The true meaning of Zaynab’s words took a moment to land, and when it did, fury roared through Dara’s soul. “You think I would hurt her?” he asked, appalled. “I am her Afshin, she is my Nahid. If she has erred, it is only because your father—”
“My father is dead,” Zaynab cut in. “I’m not going to deny he treated her with violence or that his rule left wounds, but he is gone. And handing Daevabad over to a monster because ‘otherwise she’ll kill us all’ is not a solution.”

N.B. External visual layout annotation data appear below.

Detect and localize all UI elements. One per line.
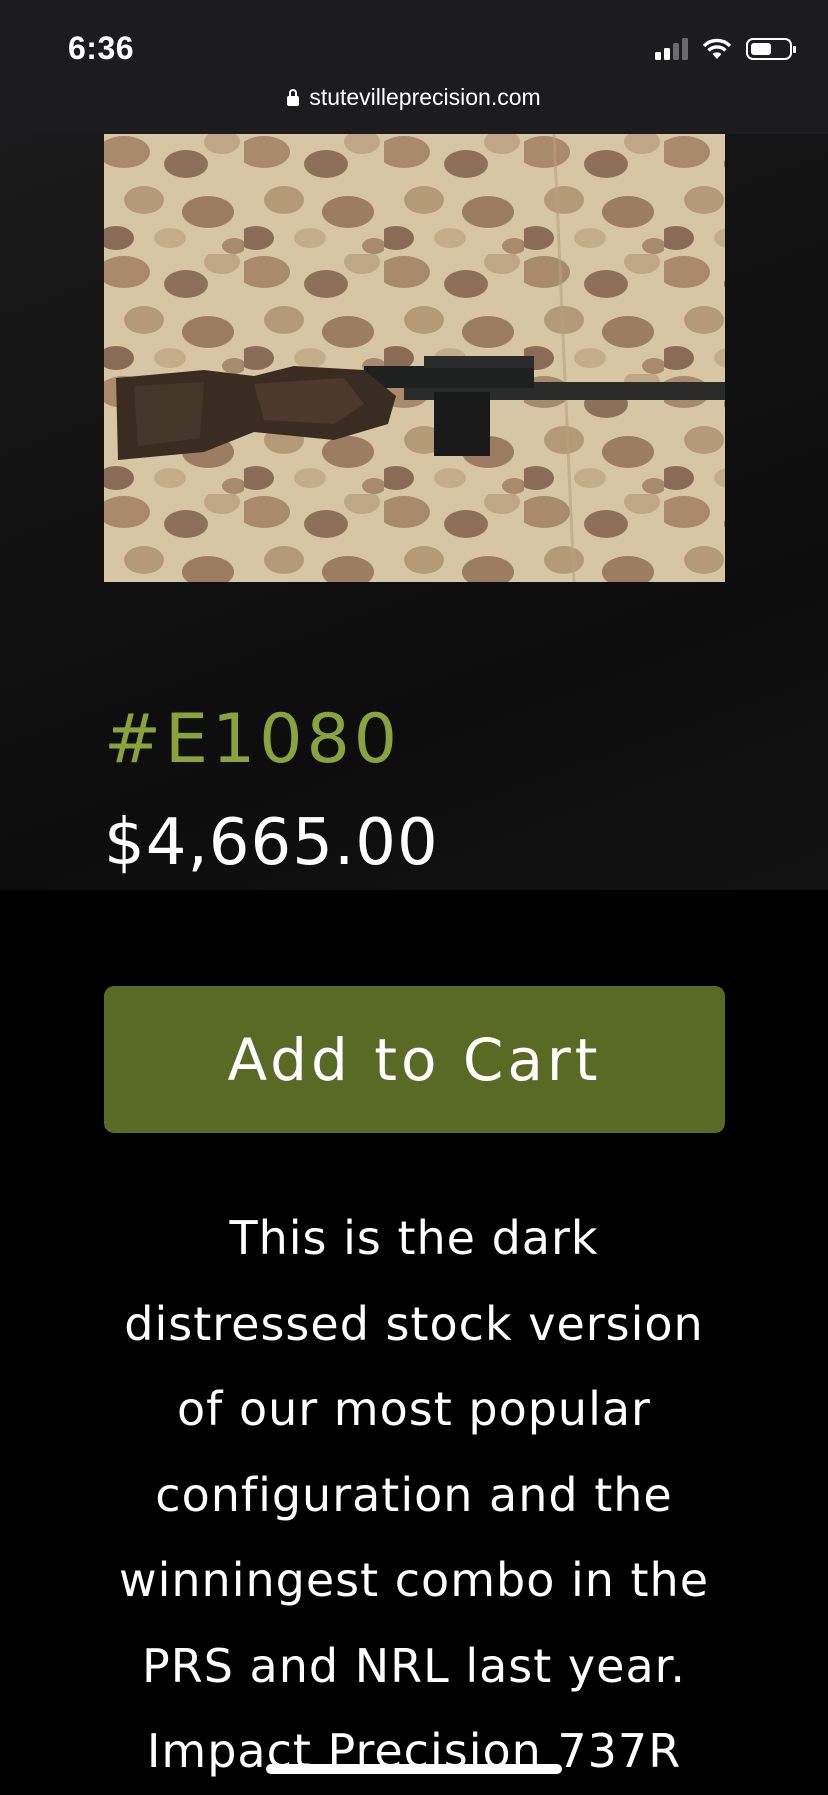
url-bar[interactable]: stutevilleprecision.com: [0, 84, 828, 111]
home-indicator[interactable]: [266, 1764, 562, 1774]
description-line: This is the dark: [229, 1211, 599, 1265]
product-price: $4,665.00: [104, 806, 439, 880]
add-to-cart-button[interactable]: Add to Cart: [104, 986, 725, 1133]
product-description: This is the dark distressed stock versio…: [84, 1196, 744, 1795]
lock-icon: [287, 89, 300, 106]
status-icons: [655, 36, 796, 62]
description-line: PRS and NRL last year.: [142, 1638, 686, 1693]
status-time: 6:36: [68, 30, 135, 66]
description-line: winningest combo in the: [118, 1553, 710, 1607]
url-domain: stutevilleprecision.com: [309, 84, 541, 110]
wifi-icon: [702, 38, 732, 59]
product-image[interactable]: [104, 134, 725, 582]
description-line: distressed stock version: [124, 1296, 704, 1351]
description-line: of our most popular: [177, 1382, 651, 1436]
description-line: configuration and the: [155, 1467, 673, 1522]
product-sku: #E1080: [104, 700, 401, 779]
battery-icon: [746, 38, 796, 60]
description-link-line[interactable]: Impact Precision 737R: [84, 1709, 744, 1795]
cellular-signal-icon: [655, 38, 688, 60]
status-and-url-bar: 6:36 stutevilleprecision.com: [0, 0, 828, 134]
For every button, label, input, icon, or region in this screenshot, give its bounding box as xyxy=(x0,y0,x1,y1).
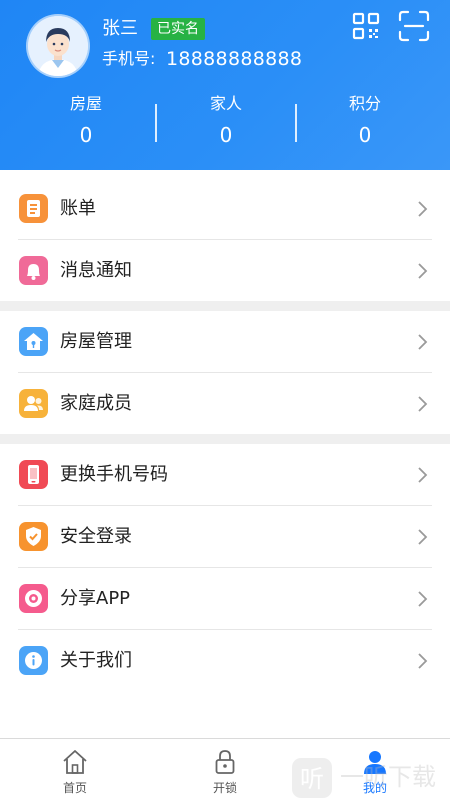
menu-item-bill[interactable]: 账单 xyxy=(0,178,450,239)
avatar-illustration xyxy=(28,16,88,76)
shield-icon xyxy=(19,522,48,551)
nav-tab-unlock[interactable]: 开锁 xyxy=(150,739,300,801)
watermark-logo-icon: 听 xyxy=(292,758,332,798)
scan-icon xyxy=(398,10,430,42)
nav-label: 首页 xyxy=(62,781,87,795)
menu-label: 更换手机号码 xyxy=(60,464,168,485)
section-gap xyxy=(0,301,450,311)
chevron-right-icon xyxy=(418,201,428,217)
lock-icon xyxy=(215,750,235,774)
house-icon xyxy=(19,327,48,356)
menu-label: 账单 xyxy=(60,198,96,219)
chevron-right-icon xyxy=(418,653,428,669)
svg-text:听: 听 xyxy=(300,765,324,793)
phone-label: 手机号: xyxy=(102,49,156,68)
nav-tab-home[interactable]: 首页 xyxy=(0,739,150,801)
menu-label: 关于我们 xyxy=(60,650,132,671)
avatar[interactable] xyxy=(28,16,88,76)
menu-label: 房屋管理 xyxy=(60,331,132,352)
stat-value: 0 xyxy=(79,123,93,147)
phone-icon xyxy=(19,460,48,489)
user-name: 张三 xyxy=(102,18,138,39)
menu-item-house-management[interactable]: 房屋管理 xyxy=(0,311,450,372)
share-icon xyxy=(19,584,48,613)
nav-label: 开锁 xyxy=(212,781,237,795)
chevron-right-icon xyxy=(418,396,428,412)
stat-family[interactable]: 家人 0 xyxy=(156,92,296,150)
info-icon xyxy=(19,646,48,675)
menu-label: 分享APP xyxy=(60,588,131,609)
watermark: 听 一听下载 xyxy=(290,756,450,800)
stat-label: 家人 xyxy=(209,94,242,113)
menu-item-share-app[interactable]: 分享APP xyxy=(0,568,450,629)
qr-code-button[interactable] xyxy=(352,12,380,40)
menu-label: 安全登录 xyxy=(60,526,132,547)
stat-label: 积分 xyxy=(348,94,381,113)
chevron-right-icon xyxy=(418,467,428,483)
profile-header: 张三 已实名 手机号: 18888888888 房屋 0 家人 0 积分 0 xyxy=(0,0,450,170)
family-icon xyxy=(19,389,48,418)
verified-badge: 已实名 xyxy=(151,18,205,40)
chevron-right-icon xyxy=(418,263,428,279)
chevron-right-icon xyxy=(418,334,428,350)
bill-icon xyxy=(19,194,48,223)
chevron-right-icon xyxy=(418,529,428,545)
home-icon xyxy=(63,750,87,774)
stat-points[interactable]: 积分 0 xyxy=(295,92,435,150)
stat-value: 0 xyxy=(219,123,233,147)
menu-item-secure-login[interactable]: 安全登录 xyxy=(0,506,450,567)
stat-value: 0 xyxy=(358,123,372,147)
scan-button[interactable] xyxy=(398,10,430,42)
menu-label: 消息通知 xyxy=(60,260,132,281)
menu-item-notifications[interactable]: 消息通知 xyxy=(0,240,450,301)
menu-item-family-members[interactable]: 家庭成员 xyxy=(0,373,450,434)
qr-code-icon xyxy=(352,12,380,40)
menu-item-about-us[interactable]: 关于我们 xyxy=(0,630,450,691)
stats-bar: 房屋 0 家人 0 积分 0 xyxy=(0,92,450,156)
menu-item-change-phone[interactable]: 更换手机号码 xyxy=(0,444,450,505)
bell-icon xyxy=(19,256,48,285)
chevron-right-icon xyxy=(418,591,428,607)
stat-houses[interactable]: 房屋 0 xyxy=(16,92,156,150)
watermark-text: 一听下载 xyxy=(340,763,436,791)
menu-label: 家庭成员 xyxy=(60,393,132,414)
phone-number: 18888888888 xyxy=(166,48,303,70)
stat-label: 房屋 xyxy=(69,94,102,113)
section-gap xyxy=(0,434,450,444)
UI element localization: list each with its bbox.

A monster. How easy it was for this girl who’d lived barely a few decades to declare such a thing. She hadn’t seen her people suffer for centuries. She hadn’t broken her body and soul trying to set things right, only to see her efforts implode.
And yet …
And yet. The murdered Daevas giving up their names and Aeshma’s coldly triumphant smile. The punch of magic that sent Dara flying from the arena.
I’m sorry, Afshin. But I’m doing things my way now.
Zaynab was still looking at him, and Dara broke away from her stare with a hiss, fixing his gaze on the midnight forest. A tremor of fire crackled through his fingers.
And what would you do? What could Dara do? For the thought alone of hurting Manizheh was unconscionable. She had lost her partner, her children, her magic. She’d tried to reach out to the djinn and nearly had her throne yanked out from underneath her by the Daevas she’d wanted to save.